In particular, record growth in international trade is driving the local economy and is expected to buffer the effects of the long-anticipated “soft landing” of the national economy.

The LAEDC reports that the total output of goods and services in Los Angeles is expected to increase by 5.3 percent this year, compared to growth of 5.1 percent last year. Total personal income is expected to increase by 6.3 percent this year, up from an increase of 5.8 percent last year.

The value of two-way trade through the Los Angeles port district will be an estimated $229.8 billion this year, a 16.6 percent increase over last year, and is projected to grow an additional 10.3 percent next year.

“International trade is the poster child of regional economic growth,” said Jack Kyser, chief economist with the LAEDC. “It’s growing like a house on fire, just like the entertainment industry used to do a few years ago, and it has become one of the linchpins of the local economy.”

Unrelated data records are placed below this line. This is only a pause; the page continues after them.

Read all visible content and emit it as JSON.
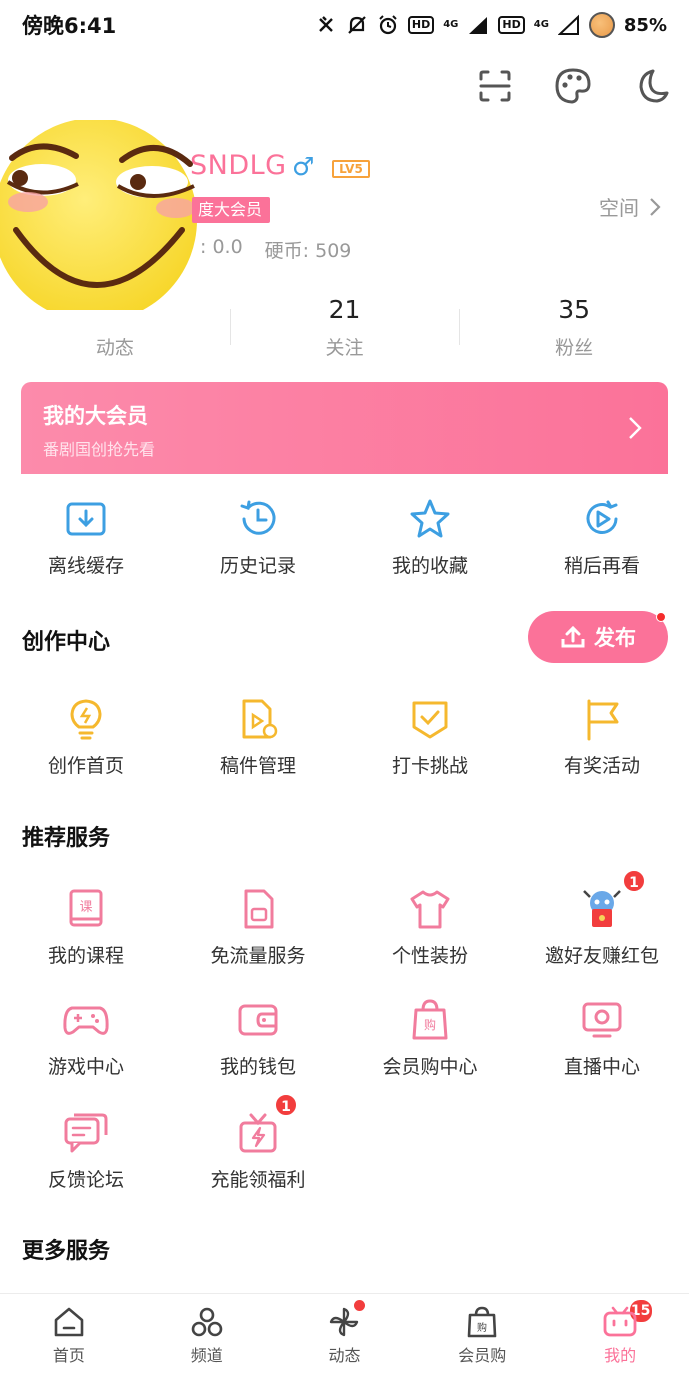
{
  "status_bar": {
    "time": "傍晚6:41",
    "hd1": "HD",
    "net1": "4G",
    "hd2": "HD",
    "net2": "4G",
    "battery": "85%"
  },
  "profile": {
    "username": "SNDLG",
    "gender_symbol": "♂",
    "level": "LV5",
    "vip_label": "度大会员",
    "space_link": "空间",
    "b_coin": ": 0.0",
    "hard_coin": "硬币: 509"
  },
  "stats": [
    {
      "value": "",
      "label": "动态"
    },
    {
      "value": "21",
      "label": "关注"
    },
    {
      "value": "35",
      "label": "粉丝"
    }
  ],
  "vip_card": {
    "title": "我的大会员",
    "subtitle": "番剧国创抢先看"
  },
  "quick_actions": [
    "离线缓存",
    "历史记录",
    "我的收藏",
    "稍后再看"
  ],
  "creator": {
    "title": "创作中心",
    "publish_label": "发布",
    "items": [
      "创作首页",
      "稿件管理",
      "打卡挑战",
      "有奖活动"
    ]
  },
  "recommended": {
    "title": "推荐服务",
    "items": [
      "我的课程",
      "免流量服务",
      "个性装扮",
      "邀好友赚红包",
      "游戏中心",
      "我的钱包",
      "会员购中心",
      "直播中心",
      "反馈论坛",
      "充能领福利"
    ],
    "invite_badge": "1",
    "charge_badge": "1"
  },
  "more": {
    "title": "更多服务"
  },
  "tabbar": {
    "items": [
      "首页",
      "频道",
      "动态",
      "会员购",
      "我的"
    ],
    "dynamic_badge": "15"
  },
  "colors": {
    "accent": "#fb7299",
    "blue_icon": "#3d9fe2",
    "yellow_icon": "#f5b82e"
  }
}
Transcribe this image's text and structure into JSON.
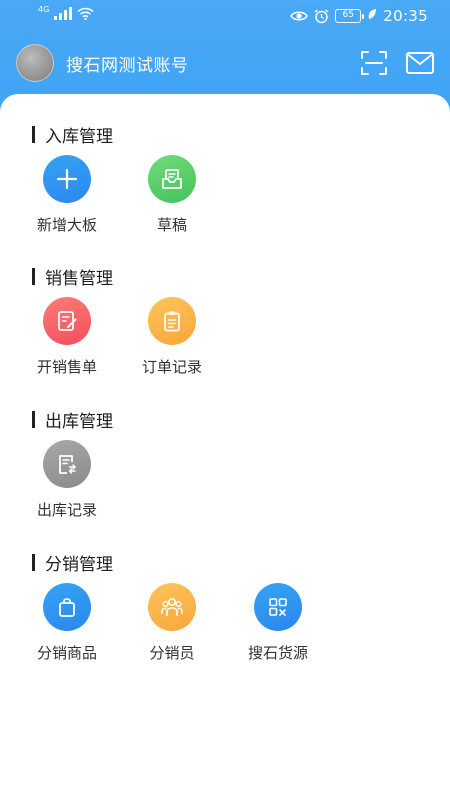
{
  "status_bar": {
    "network_label": "4G",
    "battery": "65",
    "time": "20:35"
  },
  "account": {
    "name": "搜石网测试账号"
  },
  "sections": [
    {
      "title": "入库管理",
      "items": [
        {
          "label": "新增大板",
          "icon": "plus-icon",
          "color": "#2f95f0"
        },
        {
          "label": "草稿",
          "icon": "draft-icon",
          "color": "#55c965"
        }
      ]
    },
    {
      "title": "销售管理",
      "items": [
        {
          "label": "开销售单",
          "icon": "create-order-icon",
          "color": "#f4606a"
        },
        {
          "label": "订单记录",
          "icon": "clipboard-icon",
          "color": "#fbb34a"
        }
      ]
    },
    {
      "title": "出库管理",
      "items": [
        {
          "label": "出库记录",
          "icon": "outbound-record-icon",
          "color": "#999999"
        }
      ]
    },
    {
      "title": "分销管理",
      "items": [
        {
          "label": "分销商品",
          "icon": "shopping-bag-icon",
          "color": "#2f95f0"
        },
        {
          "label": "分销员",
          "icon": "people-icon",
          "color": "#fbb34a"
        },
        {
          "label": "搜石货源",
          "icon": "grid-search-icon",
          "color": "#2f95f0"
        }
      ]
    }
  ]
}
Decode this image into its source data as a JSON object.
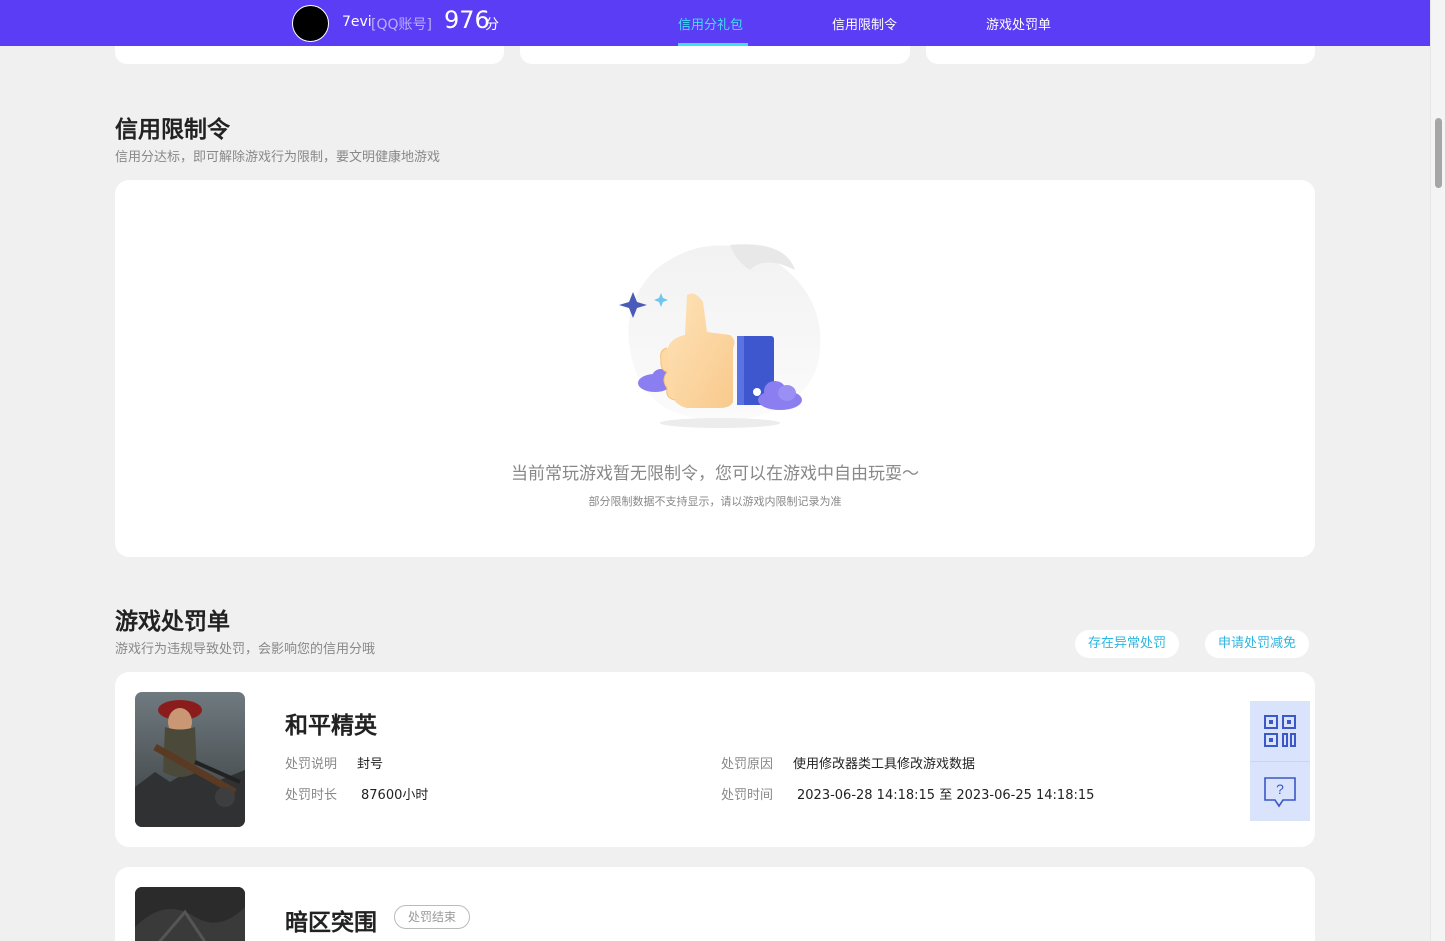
{
  "header": {
    "username": "7evi",
    "account_type": "[QQ账号]",
    "score": "976",
    "score_unit": "分",
    "nav": [
      {
        "label": "信用分礼包",
        "active": true
      },
      {
        "label": "信用限制令",
        "active": false
      },
      {
        "label": "游戏处罚单",
        "active": false
      }
    ]
  },
  "restriction": {
    "title": "信用限制令",
    "subtitle": "信用分达标，即可解除游戏行为限制，要文明健康地游戏",
    "empty_message": "当前常玩游戏暂无限制令，您可以在游戏中自由玩耍～",
    "empty_note": "部分限制数据不支持显示，请以游戏内限制记录为准",
    "illustration_icon": "thumbs-up-illustration"
  },
  "penalty": {
    "title": "游戏处罚单",
    "subtitle": "游戏行为违规导致处罚，会影响您的信用分哦",
    "buttons": {
      "report_abnormal": "存在异常处罚",
      "apply_reduction": "申请处罚减免"
    },
    "items": [
      {
        "game": "和平精英",
        "desc_label": "处罚说明",
        "desc_value": "封号",
        "reason_label": "处罚原因",
        "reason_value": "使用修改器类工具修改游戏数据",
        "duration_label": "处罚时长",
        "duration_value": "87600小时",
        "time_label": "处罚时间",
        "time_value": "2023-06-28 14:18:15 至 2023-06-25 14:18:15"
      },
      {
        "game": "暗区突围",
        "status": "处罚结束"
      }
    ]
  },
  "side_tools": {
    "qr_icon": "qr-code-icon",
    "help_icon": "help-chat-icon",
    "help_glyph": "?"
  },
  "colors": {
    "header_bg": "#5b3df5",
    "active_nav": "#3fe0f0",
    "link": "#2fb6e0"
  }
}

Fueling the stream of imports through the ports is the insatiable appetite of U.S. consumers for everything from toys to apparel to electronic gadgets from Asian countries. At the same time, the recovery of the Asian economies over the last two years has stimulated demand for U.S. exports.

As a consequence, the ports of L.A. and Long Beach have seen month after month of record container volume. The surge has not just created jobs and work for longshoremen, but also for truckers, freight forwarders, logistics operators and affiliated support services. At the same time, the growing volume of goods arriving at the ports is creating concern about the ability of the infrastructure to handle the flow.

In addition to infrastructure concerns, the near-term outlook for international trade, and hence the economic wellbeing of L.A., depends on Alan Greenspan’s view on the sustainability of rapid economic growth on the national level. If the Federal Reserve were to increase interest rates further this year to ward off inflationary pressures, it might lead consumers to be a little more frugal this Christmas and leave importers with warehouses full of unsold merchandise.

“The most immediate concern of the Fed will be to tighten consumer spending,” Kyser said. “Consumer confidence and retail sales have been strong lately, which may be reason enough for Greenspan to increase rates in August and maybe again later in the year.”